Com esses princípios de esperança, Morin nos desenha o quadro de uma "nova política humanista de saúde pública" e de "saúde terrestre" na qual todos, mesmo provenientes de "horizontes diferentes", podemos ser envolvidos ao apoiar um projeto semelhante e nos tornarmos, nos contextos em que atuamos, "restauradores da esperança"; dessa forma, podemos estabelecer as bases de uma nova visão de mundo, sujeita a resultados entrópicos, sem poder escapar, mais cedo ou mais tarde, ao "segundo princípio da termodinâmica: a inexorável desintegração". Neste volume breve e ágil, fruto da sabedoria acumulada ao longo de um século de vida por parte de um pensador sempre atento às questões deste mundo e às suas 'agonias', como diria Pierre Teilhard de Chardin, podemos encontrar migalhas de esperança que podem servir como linfa vital para todos nós que nos vemos obrigados a fazer escolhas radicais, sem mais adiamentos, sob pena de nossa própria sobrevivência.
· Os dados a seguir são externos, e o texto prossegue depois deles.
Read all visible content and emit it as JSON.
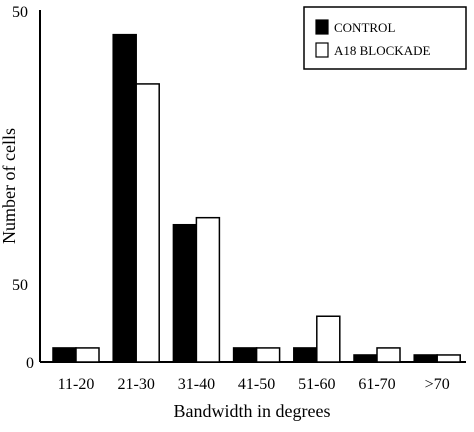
{
  "chart_data": {
    "type": "bar",
    "title": "",
    "xlabel": "Bandwidth in degrees",
    "ylabel": "Number of cells",
    "ylim": [
      0,
      50
    ],
    "y_ticks": [
      "0",
      "50"
    ],
    "categories": [
      "11-20",
      "21-30",
      "31-40",
      "41-50",
      "51-60",
      "61-70",
      ">70"
    ],
    "series": [
      {
        "name": "CONTROL",
        "values": [
          2,
          46.5,
          19.5,
          2,
          2,
          1,
          1
        ],
        "color": "#000000"
      },
      {
        "name": "A18 BLOCKADE",
        "values": [
          2,
          39.5,
          20.5,
          2,
          6.5,
          2,
          1
        ],
        "color": "#ffffff"
      }
    ],
    "legend": {
      "placement": "top-right"
    },
    "grid": false
  }
}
Esses dois textos, I miei filosofi e Svegliamoci!, portanto, apesar de terem intenções diferentes, devem fazer parte integrante de nosso repertório cultural para enfrentar os desafios complexos que nos aguardam, uma vez que temos a responsabilidade de carregar "dentro de nós o cosmos, o mundo físico-químico, o mundo vivo", mesmo que soframos com o fato de "ao mesmo tempo estarmos separados de nosso pensamento, de nossa consciência, de nossa cultura". E para Morin, seguindo as preciosas indicações de Montaigne, cabe a nós reconhecer que, embora sejamos "indivíduos separados, levamos, no entanto, dentro de nós a forma completa da condição humana". Retorna, com outras palavras, mais uma vez, o apelo de Simone Weil para "não mentir sobre o real" e para nos fazer entender que, como seres humanos, não temos muito poder, mas "muita, muita responsabilidade".